Twenty years ago, when my father was still alive, he indulged me without complaint by helping me heap bags of paper, metal and glass into the back seat of his car, so we could take them to a nearby scrap center that bought these materials. We did this on a regular basis when he came over to visit my daughter. It was kind of funny to see their faces every time they tried to get us to wait for them to weigh the stuff and pay us, and I would say, “Oh no! I’m just recycling.”
Anyway, I love this post, and I think you may not think I’m a nut for feeling a bit low about my current recycling predicament. More power to you and everyone else who understands these issues!
Definitely, certainly not nutty.

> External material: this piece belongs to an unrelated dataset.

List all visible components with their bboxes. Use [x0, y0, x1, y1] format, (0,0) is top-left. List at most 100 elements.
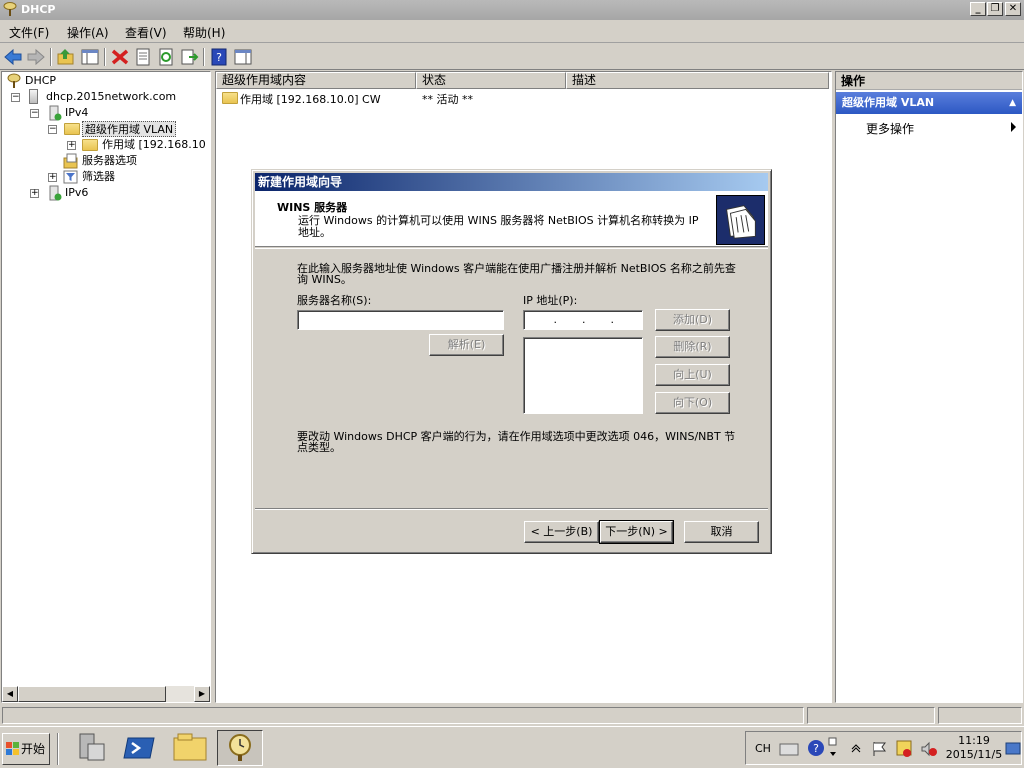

Or we’ll revel in being “crazy” together. Seems like a big city like Chicago would have it all together a bit more. Hmph! And a person who lives in a big, connected city shouldn’t need a car. (At least, don’t the homeless people come through your neighborhood looking for recyclables to turn in for cash?!!? Maybe you don’t have homeless people out there?) If we all lived on the frontier, we’d know what to do with all this stuff. We’d use it for insulating our houses or building chicken coops or something. When we’re pushing our strollers, Kristen and I unabashedly look into the boxes people leave on the sidewalk and find some great stuff, and we always put the things we no longer need out in front of the house; it’s usually gone within 24 hours. I love that about our neighborhood.
I have noticed a couple of private citizen’s trucks who come down the alley every once in a while to look for scrap metal and discarded appliances, but I haven’t seen any obviously homeless people around my neighborhood or environs. I’ve seen them more downtown where there’s a little more shelter (and the subway), and in areas that are closer to those where they may be able to find more useful cast offs. In my neighborhood, I think there may be more of a perception that garbage is really just garbage, and if you want something useful or that you can turn into real cash, you have to break in and steal it. I do donate clothes and things, when I have them to give, to the resale stores that pick them up curbside.

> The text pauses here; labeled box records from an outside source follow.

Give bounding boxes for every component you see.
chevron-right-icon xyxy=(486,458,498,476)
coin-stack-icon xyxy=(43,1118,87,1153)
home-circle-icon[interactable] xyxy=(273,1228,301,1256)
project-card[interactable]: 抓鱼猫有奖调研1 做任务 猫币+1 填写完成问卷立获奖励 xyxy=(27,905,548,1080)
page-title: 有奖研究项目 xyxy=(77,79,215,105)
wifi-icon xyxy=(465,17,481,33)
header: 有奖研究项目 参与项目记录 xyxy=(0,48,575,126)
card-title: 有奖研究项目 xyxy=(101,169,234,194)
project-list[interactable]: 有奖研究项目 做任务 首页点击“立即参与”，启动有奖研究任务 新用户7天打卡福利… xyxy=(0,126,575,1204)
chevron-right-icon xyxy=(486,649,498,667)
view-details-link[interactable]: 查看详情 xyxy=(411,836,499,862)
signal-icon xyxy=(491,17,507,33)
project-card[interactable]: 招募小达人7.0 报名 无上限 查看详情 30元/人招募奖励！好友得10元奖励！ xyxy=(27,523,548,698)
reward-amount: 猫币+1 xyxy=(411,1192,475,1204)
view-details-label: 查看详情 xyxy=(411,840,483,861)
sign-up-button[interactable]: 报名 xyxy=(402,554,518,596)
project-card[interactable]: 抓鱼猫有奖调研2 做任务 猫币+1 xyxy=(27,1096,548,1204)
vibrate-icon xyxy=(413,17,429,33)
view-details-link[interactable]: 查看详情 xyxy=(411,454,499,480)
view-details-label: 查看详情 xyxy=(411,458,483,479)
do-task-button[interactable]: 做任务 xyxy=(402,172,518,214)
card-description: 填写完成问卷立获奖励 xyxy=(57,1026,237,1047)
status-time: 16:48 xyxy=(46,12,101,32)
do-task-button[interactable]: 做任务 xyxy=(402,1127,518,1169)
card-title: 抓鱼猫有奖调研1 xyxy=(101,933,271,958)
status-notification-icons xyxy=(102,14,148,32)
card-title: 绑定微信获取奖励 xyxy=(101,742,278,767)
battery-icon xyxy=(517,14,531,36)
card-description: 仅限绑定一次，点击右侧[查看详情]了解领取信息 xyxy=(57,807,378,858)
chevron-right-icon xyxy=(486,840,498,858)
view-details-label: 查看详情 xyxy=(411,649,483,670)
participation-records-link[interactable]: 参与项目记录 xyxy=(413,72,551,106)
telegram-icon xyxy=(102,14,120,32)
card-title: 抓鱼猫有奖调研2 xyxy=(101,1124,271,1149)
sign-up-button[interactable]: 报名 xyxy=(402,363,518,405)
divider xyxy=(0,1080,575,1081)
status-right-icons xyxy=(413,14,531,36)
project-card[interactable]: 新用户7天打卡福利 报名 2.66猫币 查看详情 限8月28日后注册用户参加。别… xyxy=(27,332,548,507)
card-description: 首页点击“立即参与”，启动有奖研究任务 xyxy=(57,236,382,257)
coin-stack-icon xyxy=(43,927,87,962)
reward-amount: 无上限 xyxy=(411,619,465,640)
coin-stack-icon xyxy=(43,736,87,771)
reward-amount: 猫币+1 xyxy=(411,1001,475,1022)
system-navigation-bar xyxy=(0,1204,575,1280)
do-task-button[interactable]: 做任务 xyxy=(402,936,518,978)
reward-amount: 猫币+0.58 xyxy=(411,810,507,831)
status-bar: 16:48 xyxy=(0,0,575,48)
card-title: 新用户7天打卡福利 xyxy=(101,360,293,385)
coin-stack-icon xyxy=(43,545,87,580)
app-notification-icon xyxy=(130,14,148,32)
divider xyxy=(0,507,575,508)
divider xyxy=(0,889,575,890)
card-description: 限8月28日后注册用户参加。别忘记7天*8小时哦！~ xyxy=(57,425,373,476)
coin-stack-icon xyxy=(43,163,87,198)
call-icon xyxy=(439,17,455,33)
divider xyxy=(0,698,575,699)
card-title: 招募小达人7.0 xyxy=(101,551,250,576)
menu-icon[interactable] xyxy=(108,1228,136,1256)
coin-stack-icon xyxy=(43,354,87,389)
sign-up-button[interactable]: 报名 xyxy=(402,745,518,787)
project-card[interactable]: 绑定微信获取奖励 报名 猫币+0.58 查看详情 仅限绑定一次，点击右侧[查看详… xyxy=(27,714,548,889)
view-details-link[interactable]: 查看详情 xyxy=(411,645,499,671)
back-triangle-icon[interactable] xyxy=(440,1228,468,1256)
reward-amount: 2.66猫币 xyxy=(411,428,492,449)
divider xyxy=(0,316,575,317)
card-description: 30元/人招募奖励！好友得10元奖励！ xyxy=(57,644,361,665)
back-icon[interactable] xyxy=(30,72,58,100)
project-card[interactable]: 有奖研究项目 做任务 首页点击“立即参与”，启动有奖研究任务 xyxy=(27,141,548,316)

There is a dialogue going on in regard to why eco awareness and the psychology of re-use is still frowned on in so many economically challenged communities, especially when they suffer a lot from the ill effects of not considering these issues. Of course, whenever I hear about an attempt at getting the word out where it can do some good and in a way that may be heard and understood, it involves a lot of money that can’t be found any easier than my own Blue Cart. I like the sound of your neighborhood.